An online analyst gives his views: “Lil Kesh at the time couldn’t have won given the nature of his fan base, especially that of his boss, Olamide. How many people on the “streets” use phones or will have the time to go and vote for their artistes who is representing the hood? In the case of Rema, he has more fanbase than any of the artistes in the category for last year. Don Jazzy too has been in the game for a long time so it would be hard to contend with the connections and contacts he has built over the years, which makes it easy for him to rack up votes for his signees.”
Artistes in the country should note that the series of negligence shown by many as regards the Headies Awards, a platform constantly striving to stand out in Nigeria, is a precursor to the harsh consequences that will affect the future of afrobeats, and by extension Africa. If the likes of Burna Boy, Wizkid and Davido feel the Headies is not up to standard, what stops them from making material and morale contributions to see that it becomes an award of repute? Why can’t we make the Headies like the Grammys? What stops Beyonce, Cardi B, Jay Z from coming to Africa to receive awards from the Headies? By the time we destroy our local award platforms, what purpose does it then serve, especially for upcoming artistes who look up to the award to position themselves?
It would smack of insensitivity and ingratefulness for Nigerians stars to revel in this negligence. The least they can do is grace the occasion with their appearance and inspire other upcoming artistes as it is a bad precedence for other artistes. Burna Boy, Davido, Wizkid should celebrate the Headies and other local awards like the Grammys.
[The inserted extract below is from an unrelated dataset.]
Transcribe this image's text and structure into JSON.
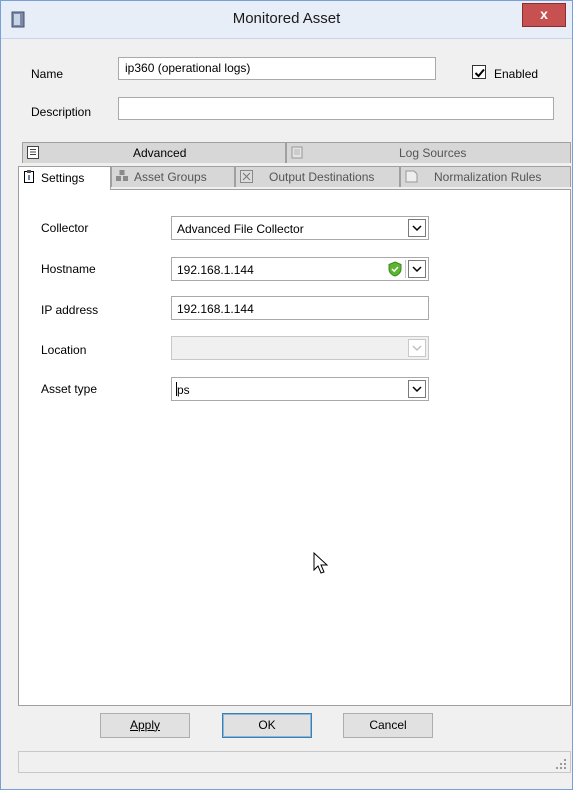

Everybody knows Nigerian artistes are outstanding. They do not need any foreign pat on the back to resonate their greatness. They have achieved a lot. Wizkid did not need the Grammy Award when he made the album of the century (Superstar). Davido did not need a Grammy when he made consecutive hits, back to back (If, Fall, Fia, Ada, etc.). Burna Boy did not need a Grammy award when he served us big jams, so who says we need the Grammys?
No doubt, for an industry like entertainment, the place of awards cannot be overemphasized. It goes beyond a recognition or acknowledgement of the artistes’ contributions and achievements. It goes on to resonate on our net value. As an achiever, your rating piles up. As you win awards, you look forward to conquering more prestigious awards. Awards are good for showbiz. It leaves a lasting impression on your place in the industry. Many years down the line, winners would be remembered for not only their creativity, but as a bagger of notable awards which illuminates and set the path for greatness and lasting legacies. But while Nigerian artistes constantly strive for international awards, they should never forget the road that lead will eventually lead them home.